Susan A. Murphy

Harvard University


Primary Section: 53, Social and Political Sciences
Secondary Section: 32, Applied Mathematical Sciences
Membership Type:
Member (elected 2016)

Biosketch

Susan Murphy’s research focuses on improving sequential, individualized, decision making in health, in particular, clinical trial design and data analysis to inform the development of just-in-time adaptive interventions in digital health. She developed the micro-randomized trial for use in constructing digital health interventions; this trial design is in use across a broad range of health-related areas. Her lab works on online learning algorithms for developing personalized digital health interventions. Dr. Murphy is a member of the National Academy of Sciences and of the National Academy of Medicine, both of the US National Academies. In 2013 she was awarded a MacArthur Fellowship for her work on experimental designs to inform sequential decision making. She is a Past-President of IMS and of the Bernoulli Society and a former editor of the Annals of Statistics.

Research Interests

Susan Murphy’s lab works on how to design trials and analyze the resulting data so as to personalize and adapt sequences of interventions to the individual.
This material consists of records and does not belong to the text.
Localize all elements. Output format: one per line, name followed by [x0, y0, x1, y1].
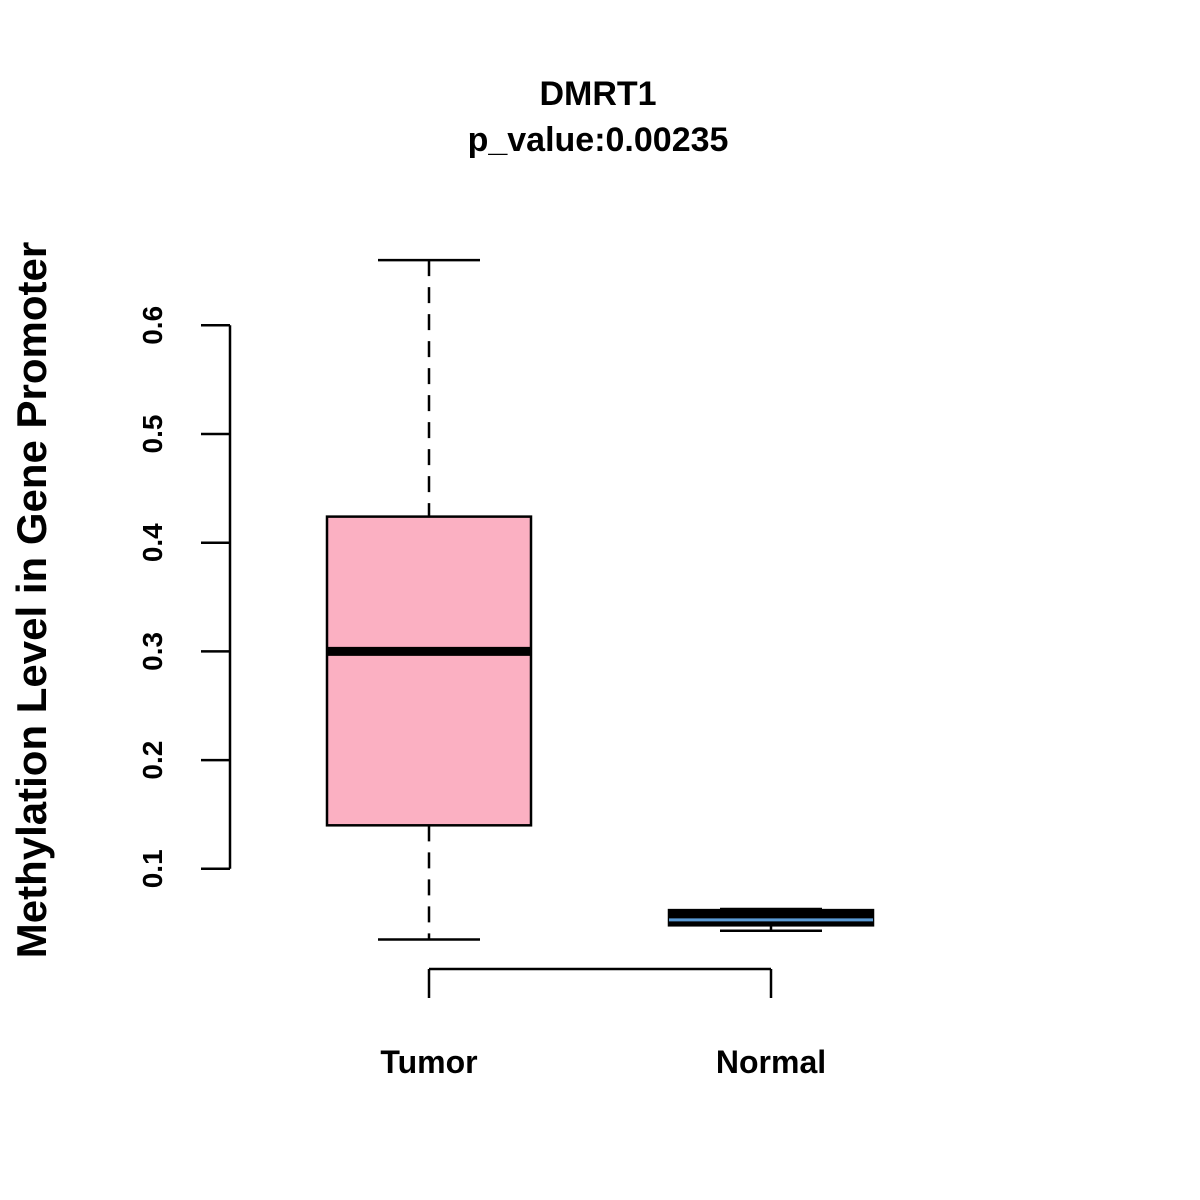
iqr-box	[667, 908, 875, 927]
y-tick-label: 0.5	[137, 415, 168, 454]
boxes	[325, 258, 875, 941]
chart-title: DMRT1	[539, 75, 656, 113]
y-tick-label: 0.4	[137, 523, 168, 562]
y-axis-label: Methylation Level in Gene Promoter	[8, 242, 55, 958]
box-normal	[667, 907, 875, 933]
y-axis: 0.1 0.2 0.3 0.4 0.5 0.6	[137, 306, 232, 888]
y-tick-label: 0.6	[137, 306, 168, 345]
x-axis: Tumor Normal	[380, 967, 826, 1080]
chart-subtitle: p_value:0.00235	[468, 121, 729, 159]
x-tick-label: Tumor	[380, 1044, 477, 1080]
iqr-box	[325, 515, 533, 827]
y-tick-label: 0.3	[137, 632, 168, 671]
x-tick-label: Normal	[716, 1044, 826, 1080]
box-tumor	[325, 258, 533, 941]
y-tick-label: 0.2	[137, 741, 168, 780]
y-tick-label: 0.1	[137, 849, 168, 888]
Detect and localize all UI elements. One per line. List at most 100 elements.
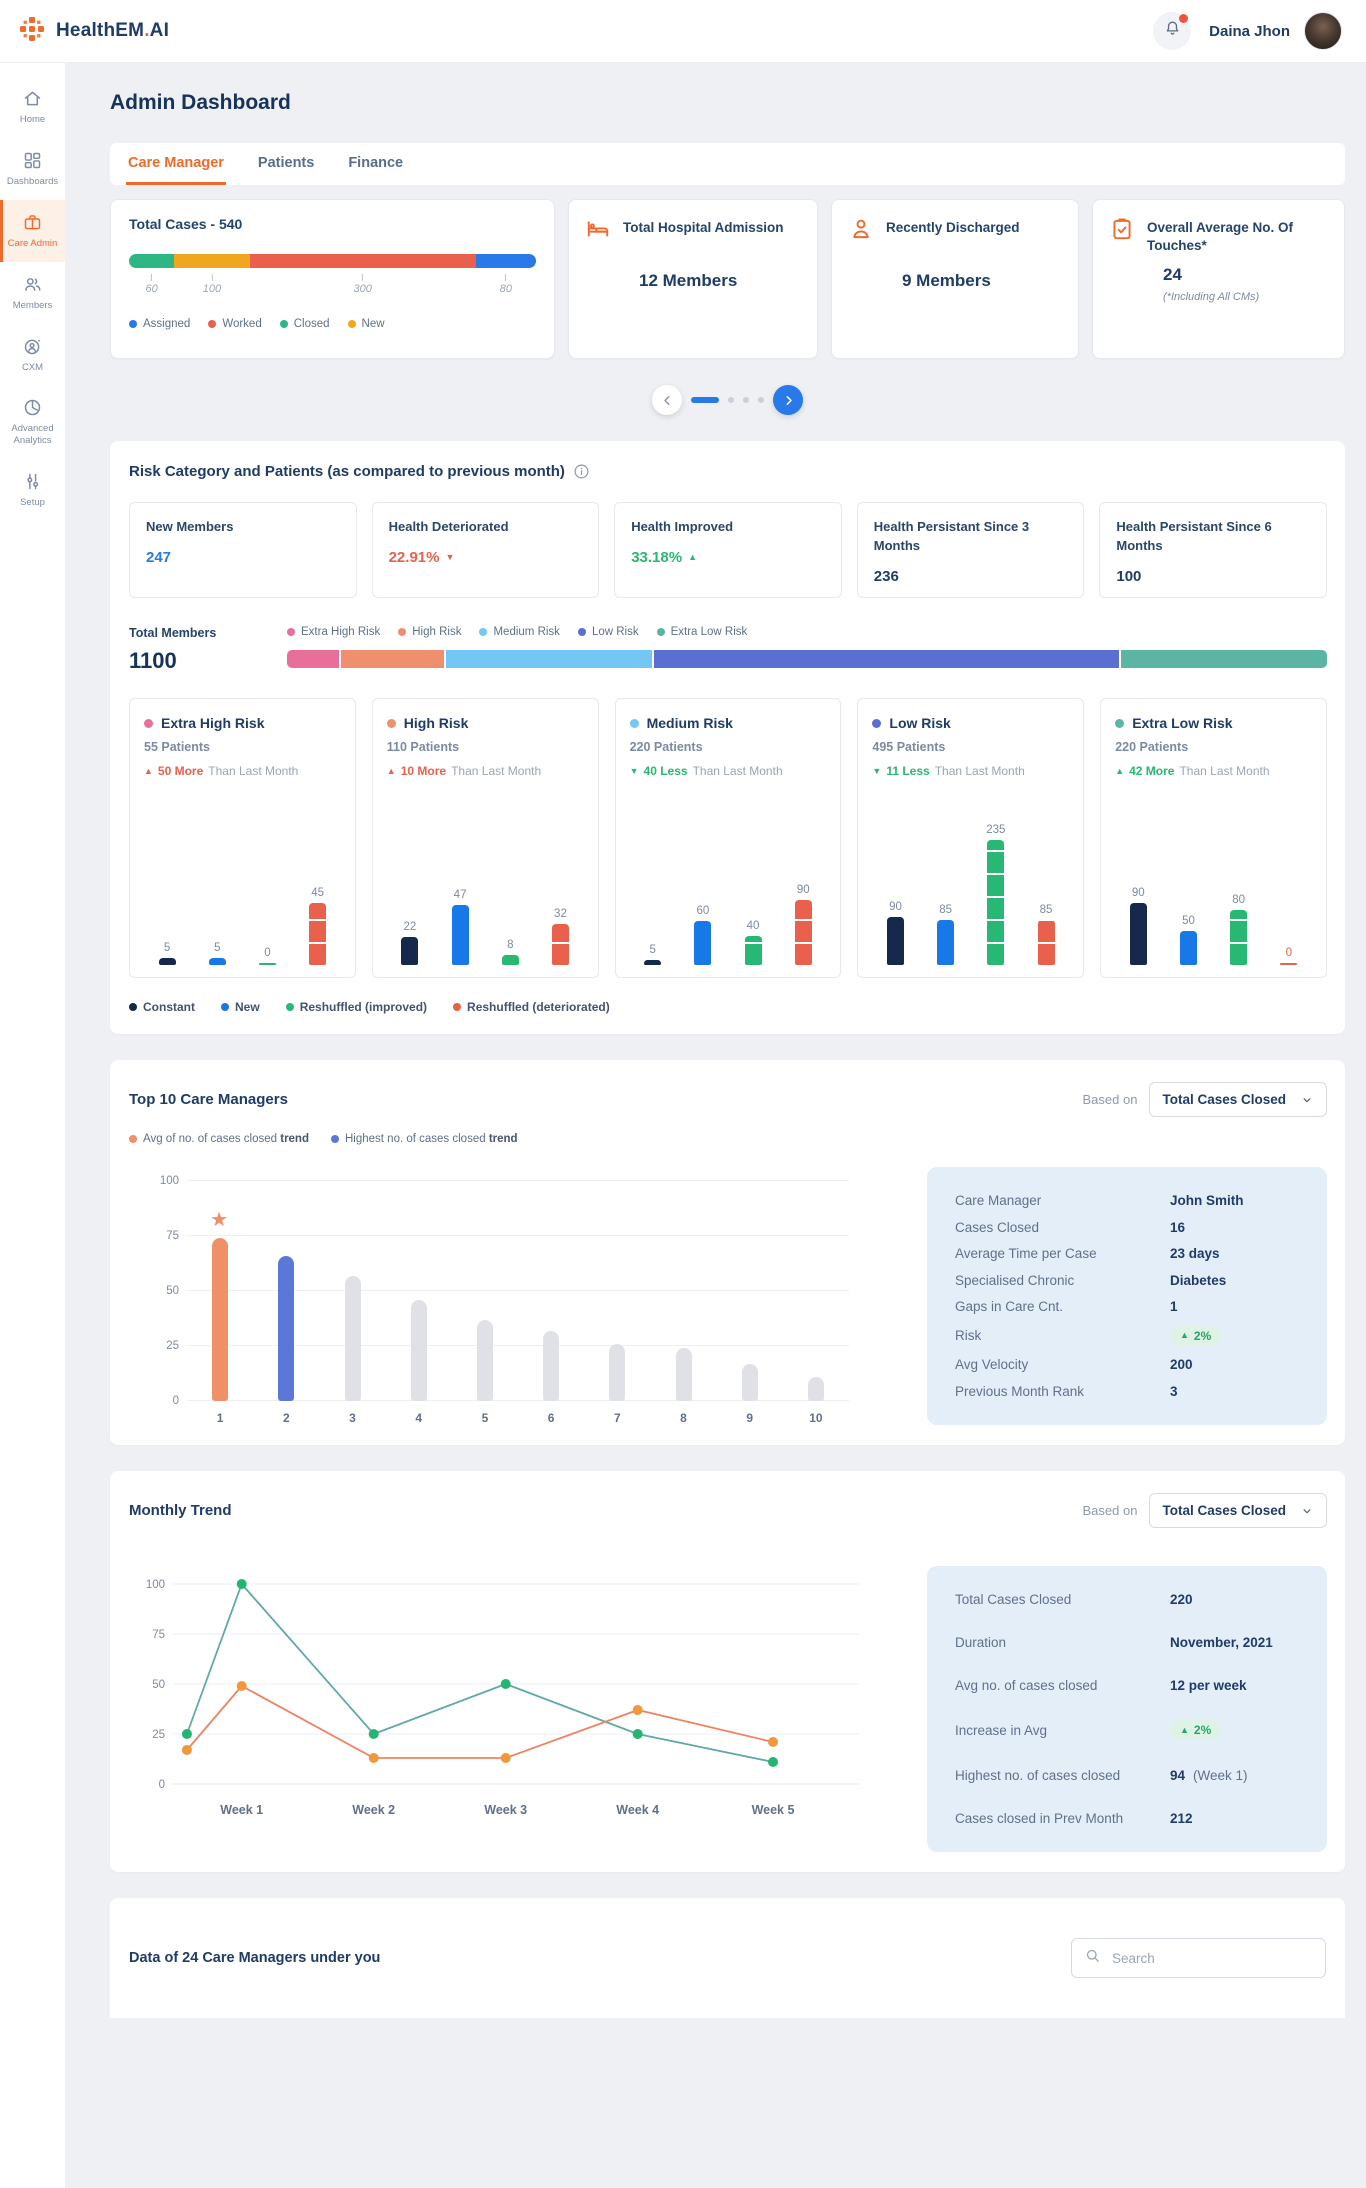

This is particularly useful when individuals are suffering from a chronic disorder in which treatment needs to adapted to the individual over time. They developed a new type of randomized trial, the sequential, multiple assignment randomized trial which has now been deployed across many areas of health including the treatment of substance use disorders, attention deficit disorders, depression, alcohol use disorders, obesity, obsessive compulsive disorders, insomnia, bipolar disorders, autism spectrum disorders and also in implementation science to improve the implementation of evidence based mental health treatment. The lab currently focuses on mobile health in which a sequence of in-the-moment supportive interventions might be provided to an individual over time. The lab has developed a randomized trial, the “micro-randomized trial" and associated data analytic methods that can be used to optimize the timing and content of the sequence of supportive interventions. The lab is also working on online data analytic methods for use in personalizing the timing and content of mobile interventions as the individual uses the mobile device and data is collected in real time.